Over on Kyte TV I uploaded some pictures of the Valley of the Fallen, which is located in Spain, to the North West of Madrid.
I first visited Spain when I was 7 and that was when I first went to see the Valley of the Fallen. If you look at the pictures you can see the incredible scale of the building and the sculptures. The reference person in some of those pictures is me at my current height of 5′ 4″. It is meant to be an emotionally impressive place and it is.
So what is the Valley of the Fallen? After Francisco Franco won the Spanish Civil war he decided he wanted a monument and thus he had the Valley of the Fallen built. He used the captured prisoners from the war to build this massive building. How is it built? It is built into a mountain side. The interior shape is in the shape of a cross. In the center is a chapel area and in the floor of the center is where Francisco Franco is buried. To the sides of the cross are crypts with the “fallen” of Franco’s soldiers.
If you look at panorama outside photo you can see the hint of the sculpture that is above the door. It is a sculpture of the scene of Mary holding Jesus after his removal from the cross. If you could look up (and it was snowing slightly less), above this incredible place built into the mountain is a cross, 3 football fields high and 2 football fields wide. At the base of the standing cross are yet more impossibly huge sculptures.

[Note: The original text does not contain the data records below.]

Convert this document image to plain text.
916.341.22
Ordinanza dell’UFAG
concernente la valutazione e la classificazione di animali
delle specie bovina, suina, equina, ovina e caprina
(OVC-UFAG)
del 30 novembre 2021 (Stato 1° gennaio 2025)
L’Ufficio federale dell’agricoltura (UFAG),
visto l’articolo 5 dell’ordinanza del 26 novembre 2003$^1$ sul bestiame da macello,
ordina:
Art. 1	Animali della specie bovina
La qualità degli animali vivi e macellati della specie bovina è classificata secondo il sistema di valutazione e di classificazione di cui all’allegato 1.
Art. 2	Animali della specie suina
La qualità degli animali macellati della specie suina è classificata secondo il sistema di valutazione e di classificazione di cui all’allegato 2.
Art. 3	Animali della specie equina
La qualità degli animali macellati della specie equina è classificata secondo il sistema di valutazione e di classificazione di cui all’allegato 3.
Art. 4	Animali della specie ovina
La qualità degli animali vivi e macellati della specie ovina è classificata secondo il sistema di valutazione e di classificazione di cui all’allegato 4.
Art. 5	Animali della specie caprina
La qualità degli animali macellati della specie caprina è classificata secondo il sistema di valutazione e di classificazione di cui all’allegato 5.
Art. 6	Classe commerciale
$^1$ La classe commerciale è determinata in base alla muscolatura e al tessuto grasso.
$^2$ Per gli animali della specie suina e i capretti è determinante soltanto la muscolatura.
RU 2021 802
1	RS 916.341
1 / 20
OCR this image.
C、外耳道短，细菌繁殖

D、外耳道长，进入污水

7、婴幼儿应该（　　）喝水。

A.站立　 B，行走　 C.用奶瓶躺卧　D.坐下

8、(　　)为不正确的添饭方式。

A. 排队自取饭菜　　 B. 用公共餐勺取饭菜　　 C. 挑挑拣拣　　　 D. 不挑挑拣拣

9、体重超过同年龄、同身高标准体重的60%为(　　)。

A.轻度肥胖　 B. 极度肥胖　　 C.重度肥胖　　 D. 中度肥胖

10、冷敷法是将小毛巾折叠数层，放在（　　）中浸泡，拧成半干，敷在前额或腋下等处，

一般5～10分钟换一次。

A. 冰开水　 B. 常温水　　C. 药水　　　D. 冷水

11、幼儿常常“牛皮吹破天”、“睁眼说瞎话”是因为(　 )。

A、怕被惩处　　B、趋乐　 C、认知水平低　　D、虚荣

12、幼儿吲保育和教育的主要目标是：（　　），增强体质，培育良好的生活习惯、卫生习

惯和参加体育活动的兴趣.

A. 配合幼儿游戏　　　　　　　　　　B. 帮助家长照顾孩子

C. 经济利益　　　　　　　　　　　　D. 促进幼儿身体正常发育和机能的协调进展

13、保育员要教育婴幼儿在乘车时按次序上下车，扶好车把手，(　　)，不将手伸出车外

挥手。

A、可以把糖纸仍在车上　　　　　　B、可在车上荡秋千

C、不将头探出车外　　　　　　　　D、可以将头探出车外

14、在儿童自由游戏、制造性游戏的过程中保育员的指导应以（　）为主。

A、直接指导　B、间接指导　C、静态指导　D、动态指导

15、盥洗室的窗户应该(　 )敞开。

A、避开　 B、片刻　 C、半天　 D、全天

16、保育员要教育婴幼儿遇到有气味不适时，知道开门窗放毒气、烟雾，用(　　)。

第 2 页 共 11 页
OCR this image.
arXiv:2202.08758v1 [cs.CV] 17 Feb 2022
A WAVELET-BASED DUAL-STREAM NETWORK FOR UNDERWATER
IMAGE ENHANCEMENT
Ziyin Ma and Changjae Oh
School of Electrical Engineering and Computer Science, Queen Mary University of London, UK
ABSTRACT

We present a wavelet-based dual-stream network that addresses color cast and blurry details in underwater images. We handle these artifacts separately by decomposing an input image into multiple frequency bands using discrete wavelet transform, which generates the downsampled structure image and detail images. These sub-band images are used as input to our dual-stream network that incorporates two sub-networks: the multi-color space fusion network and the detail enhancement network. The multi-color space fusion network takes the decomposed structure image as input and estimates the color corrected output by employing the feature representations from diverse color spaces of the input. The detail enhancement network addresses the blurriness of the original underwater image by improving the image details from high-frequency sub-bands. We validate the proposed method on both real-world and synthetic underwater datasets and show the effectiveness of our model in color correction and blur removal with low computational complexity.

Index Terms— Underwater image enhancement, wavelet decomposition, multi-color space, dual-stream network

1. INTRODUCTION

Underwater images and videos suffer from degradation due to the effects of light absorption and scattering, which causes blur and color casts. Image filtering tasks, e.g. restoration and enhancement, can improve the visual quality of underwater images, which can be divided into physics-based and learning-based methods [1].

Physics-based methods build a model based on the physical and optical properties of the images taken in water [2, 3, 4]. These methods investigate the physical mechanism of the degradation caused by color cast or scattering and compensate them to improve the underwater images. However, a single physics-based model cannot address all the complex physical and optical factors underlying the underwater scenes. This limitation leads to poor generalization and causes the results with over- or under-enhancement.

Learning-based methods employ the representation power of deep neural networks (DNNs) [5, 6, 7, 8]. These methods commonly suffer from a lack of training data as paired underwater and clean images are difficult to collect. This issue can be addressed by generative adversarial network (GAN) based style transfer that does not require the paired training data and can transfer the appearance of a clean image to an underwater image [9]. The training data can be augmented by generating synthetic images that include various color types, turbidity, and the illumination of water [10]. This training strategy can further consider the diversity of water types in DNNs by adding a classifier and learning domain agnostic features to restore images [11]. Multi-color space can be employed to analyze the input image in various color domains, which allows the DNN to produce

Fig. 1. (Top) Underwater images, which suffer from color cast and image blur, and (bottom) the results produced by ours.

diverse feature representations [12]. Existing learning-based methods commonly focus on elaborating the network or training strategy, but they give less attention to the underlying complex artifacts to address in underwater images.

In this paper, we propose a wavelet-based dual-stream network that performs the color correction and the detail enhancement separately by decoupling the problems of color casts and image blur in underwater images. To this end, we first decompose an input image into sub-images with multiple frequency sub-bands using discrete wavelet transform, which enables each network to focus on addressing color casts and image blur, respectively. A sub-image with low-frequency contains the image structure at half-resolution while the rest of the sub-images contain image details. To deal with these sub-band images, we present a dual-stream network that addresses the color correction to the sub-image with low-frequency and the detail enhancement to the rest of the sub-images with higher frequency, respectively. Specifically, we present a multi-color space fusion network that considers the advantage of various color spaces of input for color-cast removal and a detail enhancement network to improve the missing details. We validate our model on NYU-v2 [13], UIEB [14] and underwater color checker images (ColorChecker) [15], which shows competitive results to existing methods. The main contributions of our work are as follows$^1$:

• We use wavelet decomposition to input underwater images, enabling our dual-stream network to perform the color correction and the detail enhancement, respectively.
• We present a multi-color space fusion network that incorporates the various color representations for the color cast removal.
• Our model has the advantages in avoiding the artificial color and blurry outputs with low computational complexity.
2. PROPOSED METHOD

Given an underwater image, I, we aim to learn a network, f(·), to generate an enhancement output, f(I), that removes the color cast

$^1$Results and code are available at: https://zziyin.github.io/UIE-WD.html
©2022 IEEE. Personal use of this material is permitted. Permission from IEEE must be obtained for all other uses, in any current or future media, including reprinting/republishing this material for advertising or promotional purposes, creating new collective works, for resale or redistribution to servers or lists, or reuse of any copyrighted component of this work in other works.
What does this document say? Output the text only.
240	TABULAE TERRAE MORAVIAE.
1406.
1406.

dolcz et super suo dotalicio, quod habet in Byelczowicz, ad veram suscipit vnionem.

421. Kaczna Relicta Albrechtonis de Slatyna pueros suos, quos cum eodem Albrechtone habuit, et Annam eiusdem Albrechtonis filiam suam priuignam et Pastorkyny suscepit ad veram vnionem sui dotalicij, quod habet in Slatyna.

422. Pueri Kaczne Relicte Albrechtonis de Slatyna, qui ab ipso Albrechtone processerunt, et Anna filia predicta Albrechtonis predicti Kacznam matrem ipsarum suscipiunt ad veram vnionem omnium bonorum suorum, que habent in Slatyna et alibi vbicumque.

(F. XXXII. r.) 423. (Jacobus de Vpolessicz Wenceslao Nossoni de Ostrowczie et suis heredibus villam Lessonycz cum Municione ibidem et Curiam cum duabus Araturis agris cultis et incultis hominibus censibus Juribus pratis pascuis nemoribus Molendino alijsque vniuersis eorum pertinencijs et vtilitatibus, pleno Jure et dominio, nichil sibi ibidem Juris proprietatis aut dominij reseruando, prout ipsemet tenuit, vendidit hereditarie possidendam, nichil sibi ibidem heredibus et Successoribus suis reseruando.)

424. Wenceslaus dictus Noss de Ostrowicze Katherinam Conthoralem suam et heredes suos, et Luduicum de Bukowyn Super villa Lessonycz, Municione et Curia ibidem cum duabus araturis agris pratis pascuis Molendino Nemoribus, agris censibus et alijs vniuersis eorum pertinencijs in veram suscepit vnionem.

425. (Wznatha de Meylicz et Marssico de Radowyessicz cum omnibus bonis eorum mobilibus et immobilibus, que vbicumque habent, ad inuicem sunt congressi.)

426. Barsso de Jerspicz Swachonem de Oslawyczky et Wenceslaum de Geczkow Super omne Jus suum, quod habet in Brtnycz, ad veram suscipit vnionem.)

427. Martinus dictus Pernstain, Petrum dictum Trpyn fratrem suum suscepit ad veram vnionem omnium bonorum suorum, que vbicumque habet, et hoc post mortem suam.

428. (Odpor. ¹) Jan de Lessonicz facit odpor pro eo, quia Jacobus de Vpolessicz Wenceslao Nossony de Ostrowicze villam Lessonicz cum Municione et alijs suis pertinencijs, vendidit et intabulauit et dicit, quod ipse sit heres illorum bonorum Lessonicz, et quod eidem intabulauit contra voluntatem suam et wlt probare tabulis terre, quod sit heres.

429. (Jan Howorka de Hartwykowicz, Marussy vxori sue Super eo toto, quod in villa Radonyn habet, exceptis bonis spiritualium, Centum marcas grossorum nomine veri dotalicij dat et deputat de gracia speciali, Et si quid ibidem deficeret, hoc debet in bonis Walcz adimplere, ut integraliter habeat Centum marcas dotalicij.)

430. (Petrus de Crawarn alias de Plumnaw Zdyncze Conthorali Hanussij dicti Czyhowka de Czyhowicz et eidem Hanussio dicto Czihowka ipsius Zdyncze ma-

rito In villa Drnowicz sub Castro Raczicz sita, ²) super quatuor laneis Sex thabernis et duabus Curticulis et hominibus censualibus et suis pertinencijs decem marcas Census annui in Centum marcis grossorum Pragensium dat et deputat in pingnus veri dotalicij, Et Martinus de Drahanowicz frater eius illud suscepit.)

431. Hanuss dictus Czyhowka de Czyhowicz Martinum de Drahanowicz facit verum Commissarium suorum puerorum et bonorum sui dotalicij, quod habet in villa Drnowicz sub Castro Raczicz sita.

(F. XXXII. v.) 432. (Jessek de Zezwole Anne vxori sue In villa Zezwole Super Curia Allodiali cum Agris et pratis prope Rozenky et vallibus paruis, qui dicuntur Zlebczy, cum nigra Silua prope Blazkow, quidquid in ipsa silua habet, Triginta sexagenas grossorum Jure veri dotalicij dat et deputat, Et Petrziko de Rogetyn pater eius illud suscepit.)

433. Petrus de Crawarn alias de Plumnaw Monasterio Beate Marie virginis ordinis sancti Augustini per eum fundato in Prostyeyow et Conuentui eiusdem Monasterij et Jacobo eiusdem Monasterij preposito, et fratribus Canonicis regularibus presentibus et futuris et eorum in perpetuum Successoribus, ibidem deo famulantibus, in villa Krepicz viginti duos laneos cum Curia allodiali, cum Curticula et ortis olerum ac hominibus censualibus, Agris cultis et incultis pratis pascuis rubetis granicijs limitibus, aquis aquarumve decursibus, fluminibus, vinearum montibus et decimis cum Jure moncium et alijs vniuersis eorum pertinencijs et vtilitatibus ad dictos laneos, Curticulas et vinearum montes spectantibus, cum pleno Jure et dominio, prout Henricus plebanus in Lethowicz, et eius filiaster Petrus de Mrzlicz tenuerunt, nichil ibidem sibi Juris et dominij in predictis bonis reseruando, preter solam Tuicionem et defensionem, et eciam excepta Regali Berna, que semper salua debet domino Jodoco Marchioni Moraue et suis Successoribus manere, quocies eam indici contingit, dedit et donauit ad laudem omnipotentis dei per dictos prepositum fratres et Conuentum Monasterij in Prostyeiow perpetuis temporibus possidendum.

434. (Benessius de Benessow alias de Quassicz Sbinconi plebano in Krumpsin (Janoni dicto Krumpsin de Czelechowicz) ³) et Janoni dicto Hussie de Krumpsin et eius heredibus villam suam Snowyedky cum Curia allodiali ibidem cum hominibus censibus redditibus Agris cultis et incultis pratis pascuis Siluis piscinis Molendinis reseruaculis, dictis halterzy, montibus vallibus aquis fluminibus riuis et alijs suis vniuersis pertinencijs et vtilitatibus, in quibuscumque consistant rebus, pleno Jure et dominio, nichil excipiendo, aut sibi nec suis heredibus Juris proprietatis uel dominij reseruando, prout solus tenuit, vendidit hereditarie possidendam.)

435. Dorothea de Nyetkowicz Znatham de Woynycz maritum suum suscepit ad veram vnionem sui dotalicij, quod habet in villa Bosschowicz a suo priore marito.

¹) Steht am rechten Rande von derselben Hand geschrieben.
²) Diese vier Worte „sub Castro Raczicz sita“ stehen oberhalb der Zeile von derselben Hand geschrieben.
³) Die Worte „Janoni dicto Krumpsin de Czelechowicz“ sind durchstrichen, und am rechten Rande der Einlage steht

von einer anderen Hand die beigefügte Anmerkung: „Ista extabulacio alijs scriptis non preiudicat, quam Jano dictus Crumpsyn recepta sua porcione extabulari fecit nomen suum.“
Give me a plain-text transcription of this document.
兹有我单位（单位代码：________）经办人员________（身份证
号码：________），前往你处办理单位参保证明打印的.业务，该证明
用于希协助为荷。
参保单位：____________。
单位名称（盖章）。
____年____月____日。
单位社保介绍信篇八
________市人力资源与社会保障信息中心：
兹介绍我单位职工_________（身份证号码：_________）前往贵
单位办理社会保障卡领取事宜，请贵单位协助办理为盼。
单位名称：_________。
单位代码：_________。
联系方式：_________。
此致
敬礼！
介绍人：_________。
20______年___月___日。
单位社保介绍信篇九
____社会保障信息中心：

The work that went into the building is amazing. That it was forced “free” labor adds more to the impact and more to the meaning – a civil war, who’s outcome is etched into the mountainside writ large.
My view of Spain as an American is no doubt one of an outsider, but as I grew up staying for short periods of time with families I always feel a close connection to the country. I was there while it was under the last years of Franco. I was there as the struggles ensued as power was transferred to King Juan Carlos. And I remember coming back to a quite transformed Spain which had seemed to in 4-5 years to have gone from a reserved somber country seemingly in a 1940’s/50’s time frame to the present which at the time was the mid 1980’s. I often wonder what Spaniards think of the Valley of the Fallen with its brutal past and austere physical beauty.